Thanks for all the help.
LC Lemon pudding
1c splenda
1c water
6 egg yolks (lightly mix in bowl)
1 T butter
1t lemon extract(only if you want lots of lemon)
1/2c lemon juice (I cheat and use the real lemon stuff in the jar, you could squeeze lemons)
4oz lite cream cheese (1/2 of the large bar, room temp)
2 c whipped cream (if using real cream you whip add lemon extract and a little splenda to taste, I’ve real whip cream and cool whip both)
In a sauce pan mix splenda and water over med heat just until blended. Water will not be HOT yet so add egg yolks to pan and mix with a wisk. Keep stirring, until it starts to boil, cook 1 minute at a boil. Take off heat add butter and lemon juice, . Wisk well. Might not be thick like pudding at this point but that’s ok. Let cool at room temp do not cover.

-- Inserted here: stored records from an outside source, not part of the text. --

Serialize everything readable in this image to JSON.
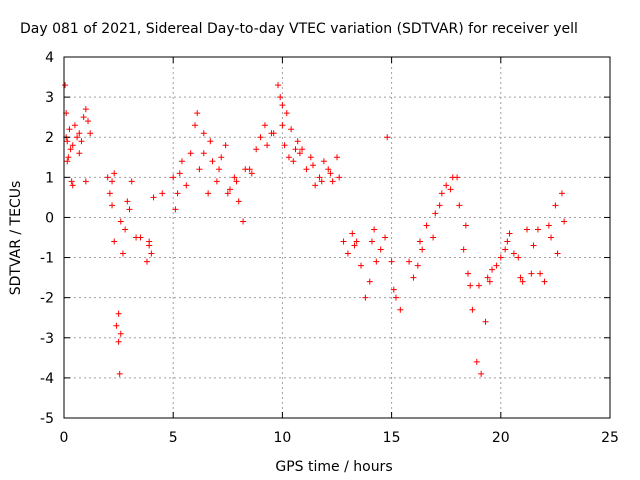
{
  "chart_data": {
    "type": "scatter",
    "title": "Day 081 of 2021, Sidereal Day-to-day VTEC variation (SDTVAR) for receiver yell",
    "xlabel": "GPS time / hours",
    "ylabel": "SDTVAR / TECUs",
    "xlim": [
      0,
      25
    ],
    "ylim": [
      -5,
      4
    ],
    "xticks": [
      0,
      5,
      10,
      15,
      20,
      25
    ],
    "yticks": [
      -5,
      -4,
      -3,
      -2,
      -1,
      0,
      1,
      2,
      3,
      4
    ],
    "grid": true,
    "marker": "+",
    "colors": {
      "series": "#ff0000",
      "axis": "#000000",
      "grid": "#a0a0a0"
    },
    "series": [
      {
        "name": "SDTVAR",
        "x": [
          0.05,
          0.1,
          0.15,
          0.2,
          0.25,
          0.3,
          0.35,
          0.4,
          0.5,
          0.6,
          0.7,
          0.8,
          0.9,
          1.0,
          1.1,
          1.2,
          2.0,
          2.1,
          2.2,
          2.3,
          2.4,
          2.5,
          2.6,
          2.7,
          2.8,
          2.9,
          3.0,
          3.5,
          3.8,
          3.9,
          4.0,
          4.5,
          5.0,
          5.2,
          5.4,
          5.6,
          5.8,
          6.0,
          6.2,
          6.4,
          6.6,
          6.8,
          7.0,
          7.2,
          7.4,
          7.6,
          7.8,
          8.0,
          8.2,
          8.5,
          8.8,
          9.0,
          9.3,
          9.6,
          9.8,
          10.0,
          10.1,
          10.2,
          10.3,
          10.4,
          10.5,
          10.7,
          10.9,
          11.1,
          11.3,
          11.5,
          11.7,
          11.9,
          12.1,
          12.3,
          12.5,
          12.8,
          13.0,
          13.3,
          13.6,
          13.8,
          14.0,
          14.3,
          14.5,
          14.7,
          15.0,
          15.2,
          15.4,
          15.8,
          16.0,
          16.3,
          16.6,
          16.9,
          17.2,
          17.5,
          17.8,
          18.1,
          18.3,
          18.5,
          18.7,
          18.9,
          19.1,
          19.3,
          19.5,
          19.8,
          20.0,
          20.3,
          20.6,
          20.9,
          21.2,
          21.5,
          21.8,
          22.0,
          22.3,
          22.6,
          22.9,
          0.15,
          0.4,
          0.7,
          2.3,
          2.5,
          2.6,
          3.1,
          3.9,
          5.3,
          6.1,
          6.7,
          7.5,
          8.3,
          9.2,
          9.9,
          10.6,
          11.4,
          12.2,
          13.2,
          14.1,
          14.8,
          16.2,
          17.0,
          17.7,
          18.4,
          19.0,
          19.6,
          20.4,
          21.0,
          21.7,
          22.5,
          0.1,
          1.0,
          2.2,
          2.55,
          3.3,
          4.1,
          5.1,
          6.4,
          7.1,
          7.9,
          8.6,
          9.5,
          10.0,
          10.8,
          11.8,
          12.6,
          13.4,
          14.2,
          15.1,
          16.4,
          17.3,
          18.0,
          18.6,
          19.4,
          20.2,
          20.8,
          21.4,
          22.2,
          22.8
        ],
        "y": [
          3.3,
          2.6,
          1.9,
          1.5,
          2.2,
          1.7,
          0.9,
          1.8,
          2.3,
          2.0,
          1.6,
          1.9,
          2.5,
          2.7,
          2.4,
          2.1,
          1.0,
          0.6,
          0.9,
          -0.6,
          -2.7,
          -3.1,
          -0.1,
          -0.9,
          -0.3,
          0.4,
          0.2,
          -0.5,
          -1.1,
          -0.7,
          -0.9,
          0.6,
          1.0,
          0.6,
          1.4,
          0.8,
          1.6,
          2.3,
          1.2,
          2.1,
          0.6,
          1.4,
          0.9,
          1.5,
          1.8,
          0.7,
          1.0,
          0.4,
          -0.1,
          1.2,
          1.7,
          2.0,
          1.8,
          2.1,
          3.3,
          2.3,
          1.8,
          2.6,
          1.5,
          2.2,
          1.4,
          1.9,
          1.7,
          1.2,
          1.5,
          0.8,
          1.0,
          1.4,
          1.2,
          0.9,
          1.5,
          -0.6,
          -0.9,
          -0.7,
          -1.2,
          -2.0,
          -1.6,
          -1.1,
          -0.8,
          -0.5,
          -1.1,
          -2.0,
          -2.3,
          -1.1,
          -1.5,
          -0.6,
          -0.2,
          -0.5,
          0.3,
          0.8,
          1.0,
          0.3,
          -0.8,
          -1.4,
          -2.3,
          -3.6,
          -3.9,
          -2.6,
          -1.6,
          -1.2,
          -1.0,
          -0.6,
          -0.9,
          -1.5,
          -0.3,
          -0.7,
          -1.4,
          -1.6,
          -0.5,
          -0.9,
          -0.1,
          1.4,
          0.8,
          2.1,
          1.1,
          -2.4,
          -2.9,
          0.9,
          -0.6,
          1.1,
          2.6,
          1.9,
          0.6,
          1.2,
          2.3,
          3.0,
          1.7,
          1.3,
          1.1,
          -0.4,
          -0.6,
          2.0,
          -1.2,
          0.1,
          0.7,
          -0.2,
          -1.7,
          -1.3,
          -0.4,
          -1.6,
          -0.3,
          0.3,
          2.0,
          0.9,
          0.3,
          -3.9,
          -0.5,
          0.5,
          0.2,
          1.6,
          1.2,
          0.9,
          1.1,
          2.1,
          2.8,
          1.6,
          0.9,
          1.0,
          -0.6,
          -0.3,
          -1.8,
          -0.8,
          0.6,
          1.0,
          -1.7,
          -1.5,
          -0.8,
          -1.0,
          -1.4,
          -0.2,
          0.6
        ]
      }
    ]
  }
}
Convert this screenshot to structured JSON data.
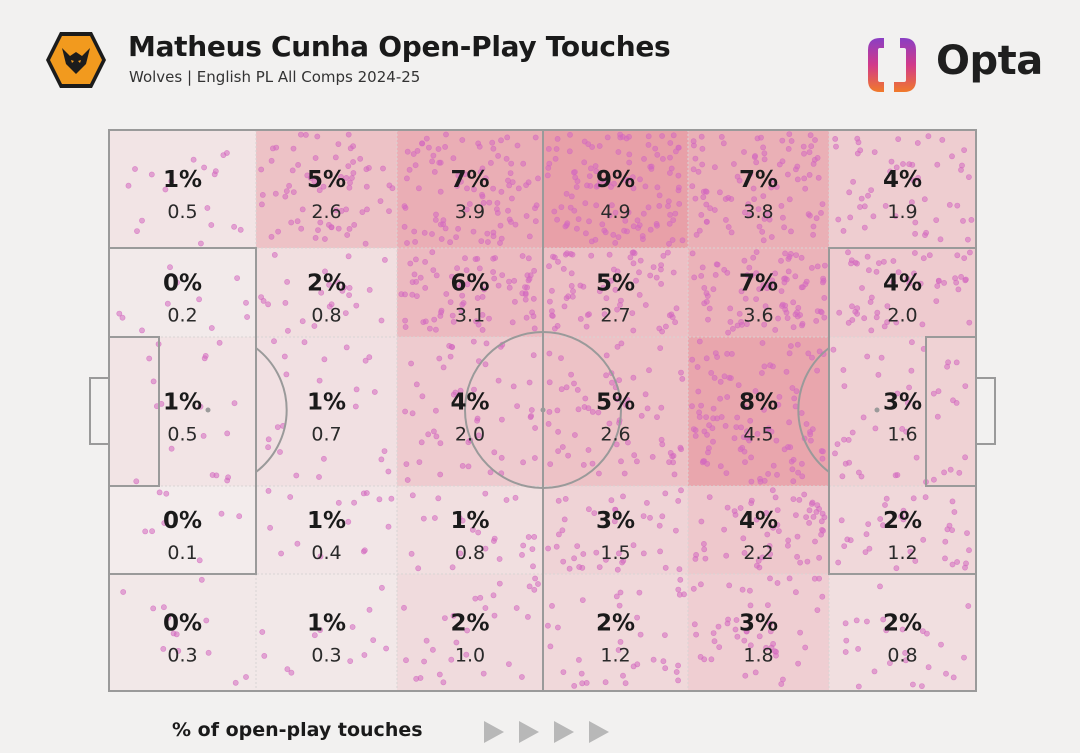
{
  "header": {
    "title": "Matheus Cunha Open-Play Touches",
    "subtitle": "Wolves | English PL All Comps 2024-25",
    "brand": "Opta"
  },
  "colors": {
    "background": "#f2f1f0",
    "pitch_lines": "#9a9a9a",
    "touch_dot": "#d46ac0",
    "heat_low": "#f3eeee",
    "heat_high": "#e8a0a8",
    "opta_purple": "#7b3fbf",
    "opta_orange": "#f07a2a",
    "badge_orange": "#f29a1e"
  },
  "chart_data": {
    "type": "heatmap",
    "title": "Matheus Cunha Open-Play Touches",
    "subtitle": "Wolves | English PL All Comps 2024-25",
    "legend_label": "% of open-play touches",
    "columns": 6,
    "rows": 5,
    "row_labels": [],
    "column_labels": [],
    "cells": [
      [
        {
          "pct": "1%",
          "val": "0.5"
        },
        {
          "pct": "5%",
          "val": "2.6"
        },
        {
          "pct": "7%",
          "val": "3.9"
        },
        {
          "pct": "9%",
          "val": "4.9"
        },
        {
          "pct": "7%",
          "val": "3.8"
        },
        {
          "pct": "4%",
          "val": "1.9"
        }
      ],
      [
        {
          "pct": "0%",
          "val": "0.2"
        },
        {
          "pct": "2%",
          "val": "0.8"
        },
        {
          "pct": "6%",
          "val": "3.1"
        },
        {
          "pct": "5%",
          "val": "2.7"
        },
        {
          "pct": "7%",
          "val": "3.6"
        },
        {
          "pct": "4%",
          "val": "2.0"
        }
      ],
      [
        {
          "pct": "1%",
          "val": "0.5"
        },
        {
          "pct": "1%",
          "val": "0.7"
        },
        {
          "pct": "4%",
          "val": "2.0"
        },
        {
          "pct": "5%",
          "val": "2.6"
        },
        {
          "pct": "8%",
          "val": "4.5"
        },
        {
          "pct": "3%",
          "val": "1.6"
        }
      ],
      [
        {
          "pct": "0%",
          "val": "0.1"
        },
        {
          "pct": "1%",
          "val": "0.4"
        },
        {
          "pct": "1%",
          "val": "0.8"
        },
        {
          "pct": "3%",
          "val": "1.5"
        },
        {
          "pct": "4%",
          "val": "2.2"
        },
        {
          "pct": "2%",
          "val": "1.2"
        }
      ],
      [
        {
          "pct": "0%",
          "val": "0.3"
        },
        {
          "pct": "1%",
          "val": "0.3"
        },
        {
          "pct": "2%",
          "val": "1.0"
        },
        {
          "pct": "2%",
          "val": "1.2"
        },
        {
          "pct": "3%",
          "val": "1.8"
        },
        {
          "pct": "2%",
          "val": "0.8"
        }
      ]
    ]
  }
}
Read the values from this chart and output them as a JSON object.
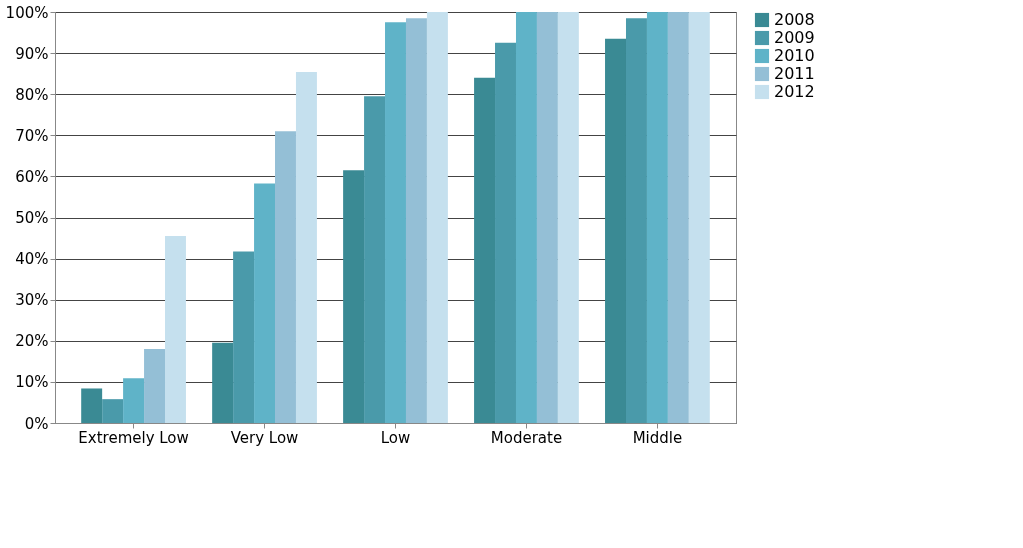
{
  "chart_data": {
    "type": "bar",
    "categories": [
      "Extremely Low",
      "Very Low",
      "Low",
      "Moderate",
      "Middle"
    ],
    "series": [
      {
        "name": "2008",
        "color": "#3a8a94",
        "values": [
          8.4,
          19.5,
          61.5,
          84,
          93.5
        ]
      },
      {
        "name": "2009",
        "color": "#4a9aaa",
        "values": [
          5.8,
          41.7,
          79.5,
          92.5,
          98.5
        ]
      },
      {
        "name": "2010",
        "color": "#5fb3c8",
        "values": [
          10.9,
          58.3,
          97.5,
          100,
          100
        ]
      },
      {
        "name": "2011",
        "color": "#94bfd6",
        "values": [
          18,
          71,
          98.5,
          100,
          100
        ]
      },
      {
        "name": "2012",
        "color": "#c5e0ee",
        "values": [
          45.5,
          85.4,
          100,
          100,
          100
        ]
      }
    ],
    "ylim": [
      0,
      100
    ],
    "yticks": [
      {
        "value": 0,
        "label": "0%"
      },
      {
        "value": 10,
        "label": "10%"
      },
      {
        "value": 20,
        "label": "20%"
      },
      {
        "value": 30,
        "label": "30%"
      },
      {
        "value": 40,
        "label": "40%"
      },
      {
        "value": 50,
        "label": "50%"
      },
      {
        "value": 60,
        "label": "60%"
      },
      {
        "value": 70,
        "label": "70%"
      },
      {
        "value": 80,
        "label": "80%"
      },
      {
        "value": 90,
        "label": "90%"
      },
      {
        "value": 100,
        "label": "100%"
      }
    ],
    "grid": "y",
    "legend": "right"
  }
}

Must be cool then add the lemon extract, cream cheese, and whip cream. Mix with a mixer this will thicken up the pudding. Once all mixed put in frig to chill ok to cover now. I make it the day before so its nice and cold when served.
Now you can make a nut crust and it can be a pie, or just leave in a bowl for pudding. I always have extra of the whip cream for topping. Or you can use the egg whites and make a meringue for the pie. I've even layerd it in a glass bowl with the whip cream looks pretty if taking somewhere.
If you use real lemons you can grate the zest and add inside the pudding mix and garnish on top too.
I made this up from my granny’s lemon meringue pie recipe.